Sunday, December 19, 2010

Going Into Gehinnom. (Some Days it Shines Just Like A Diamond; Other Days It's Black as Coal.)



"Down to Gehenna or up to the Throne, He travels the fastest who travels alone." - Rudyard Kipling

I raced to the edge of oblivion, looked down into it and saw that it was nothing. I pace along the edges, glancing every few moments into the blackness, somehow expecting something to rise up from the nothingness. Perhaps it is a memory I wish to see floating up from those dense depths- an old love, a new one, a realization, an epiphany. But, no matter how often I peer into that inconsolable hollow, I cannot help but see the reflection of my own lack staring back at me with a silence I cannot quell.
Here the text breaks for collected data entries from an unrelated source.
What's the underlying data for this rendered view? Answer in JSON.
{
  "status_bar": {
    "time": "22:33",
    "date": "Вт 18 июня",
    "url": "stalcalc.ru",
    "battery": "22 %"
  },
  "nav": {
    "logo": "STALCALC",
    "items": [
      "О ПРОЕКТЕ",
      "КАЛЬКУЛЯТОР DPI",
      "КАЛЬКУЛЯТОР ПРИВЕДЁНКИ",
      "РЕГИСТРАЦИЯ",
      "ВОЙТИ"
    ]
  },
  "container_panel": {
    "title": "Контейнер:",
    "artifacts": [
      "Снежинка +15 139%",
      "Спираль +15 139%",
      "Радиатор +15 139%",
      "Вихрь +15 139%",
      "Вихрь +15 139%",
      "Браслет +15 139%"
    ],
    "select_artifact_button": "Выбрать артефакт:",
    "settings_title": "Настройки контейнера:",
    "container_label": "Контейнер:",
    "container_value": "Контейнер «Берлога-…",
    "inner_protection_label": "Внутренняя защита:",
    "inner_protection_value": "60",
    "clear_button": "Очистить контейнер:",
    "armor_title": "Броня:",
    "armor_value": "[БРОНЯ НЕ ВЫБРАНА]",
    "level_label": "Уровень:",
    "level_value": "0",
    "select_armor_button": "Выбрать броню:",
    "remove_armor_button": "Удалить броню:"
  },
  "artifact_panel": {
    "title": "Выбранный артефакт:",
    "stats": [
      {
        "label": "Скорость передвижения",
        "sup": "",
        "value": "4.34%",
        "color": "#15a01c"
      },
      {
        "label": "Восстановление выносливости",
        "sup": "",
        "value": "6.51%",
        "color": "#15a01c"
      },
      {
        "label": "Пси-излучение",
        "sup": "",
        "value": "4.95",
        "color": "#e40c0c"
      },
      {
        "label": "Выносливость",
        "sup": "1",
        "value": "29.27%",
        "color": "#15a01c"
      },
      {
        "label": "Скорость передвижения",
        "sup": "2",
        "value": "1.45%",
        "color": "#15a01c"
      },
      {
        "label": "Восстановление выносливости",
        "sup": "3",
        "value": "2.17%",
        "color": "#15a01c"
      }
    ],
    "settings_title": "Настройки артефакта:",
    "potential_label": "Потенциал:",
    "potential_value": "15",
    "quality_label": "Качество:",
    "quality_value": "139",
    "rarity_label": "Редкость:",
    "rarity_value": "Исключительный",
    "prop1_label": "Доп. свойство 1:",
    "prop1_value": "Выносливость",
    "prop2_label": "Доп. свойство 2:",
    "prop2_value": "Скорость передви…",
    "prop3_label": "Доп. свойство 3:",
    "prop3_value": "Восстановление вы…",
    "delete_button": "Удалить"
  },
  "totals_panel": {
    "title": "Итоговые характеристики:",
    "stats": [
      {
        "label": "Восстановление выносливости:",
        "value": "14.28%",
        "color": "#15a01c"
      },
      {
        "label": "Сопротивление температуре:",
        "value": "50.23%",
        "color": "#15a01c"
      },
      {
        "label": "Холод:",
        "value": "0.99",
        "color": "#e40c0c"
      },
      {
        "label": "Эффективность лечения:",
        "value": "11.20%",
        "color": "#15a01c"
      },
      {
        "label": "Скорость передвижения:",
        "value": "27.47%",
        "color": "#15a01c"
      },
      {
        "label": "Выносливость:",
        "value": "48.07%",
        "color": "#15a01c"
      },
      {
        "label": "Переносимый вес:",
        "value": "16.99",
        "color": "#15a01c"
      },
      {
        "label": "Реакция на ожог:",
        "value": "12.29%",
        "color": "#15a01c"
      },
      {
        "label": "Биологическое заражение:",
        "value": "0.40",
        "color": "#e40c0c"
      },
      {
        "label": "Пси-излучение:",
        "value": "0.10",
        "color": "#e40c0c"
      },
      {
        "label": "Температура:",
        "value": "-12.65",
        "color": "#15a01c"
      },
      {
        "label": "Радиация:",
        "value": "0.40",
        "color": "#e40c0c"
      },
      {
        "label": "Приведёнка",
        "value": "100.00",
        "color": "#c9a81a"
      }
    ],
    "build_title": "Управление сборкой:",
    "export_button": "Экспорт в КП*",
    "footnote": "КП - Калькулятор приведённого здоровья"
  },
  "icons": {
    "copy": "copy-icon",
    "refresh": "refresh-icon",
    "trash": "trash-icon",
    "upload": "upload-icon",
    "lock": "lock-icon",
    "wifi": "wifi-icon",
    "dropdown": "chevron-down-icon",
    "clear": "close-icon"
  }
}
I push my glasses up my nose; I squint my eyes, open and close them again and again. I brush the hair from my face, wipe the sweat from my brow. Patrolling the perimeter of the pit, I wait for something which I know will not emerge from the emptiness. There is a vague memory of how I arrived here, of walking up cobblestone steps which shattered into shards beneath my shuffling feet. There used to be something which surrounded me but, just now, I cannot remember what it is. Everything grows dimmer, fading into the corners, taking backward steps away from the quaking cliff. I can no longer hear the birds caw but I remember I once could; that memory, at least, stays with me- those yellow-hooded blackbirds bending their eager necks and craning them up toward the sky.

The edges where I am standing crumble a bit and pieces of mud and sand slip and slide into the darkness but I do not hear anything but the echo of a song I once knew; it feels like forever ago. I'm sure that it is just some kind of delirium, but I could swear it was rising up- climbing slowly over the crag, dusty fingers clutching the edge- calling me, beckoning me back with it. It whispers, "You are weary, weary from travel. We will scale all the way to the top of the tower of Babel."

The song's singer, its writer, calls to me from somewhere out of reach and I push my face further and further into the nothingness, trying to make out the next verse, which I've forgotten. The ground crumbles beneath my palms but I am only focused on the soft, rustling sough which sings quietly- murmuring almost, "We are weary, clearly we are." My knees shake on the loose soil; I can feel my body propelling itself forward but all I hear are the sheltering words sounding out from the depths of the dusky drop.

I am falling into the fissure and all around me is silence. I can feel the shaking, the howls of his lost tribe's lament, which rings in my ears and turns the darkness into day, even as I weightlessly plummet forward, patiently awaiting a landing that never arrives. I hear the singer, "All the rails have unraveled. Babel is gone. To dust and to gravel. And the saddest of songs."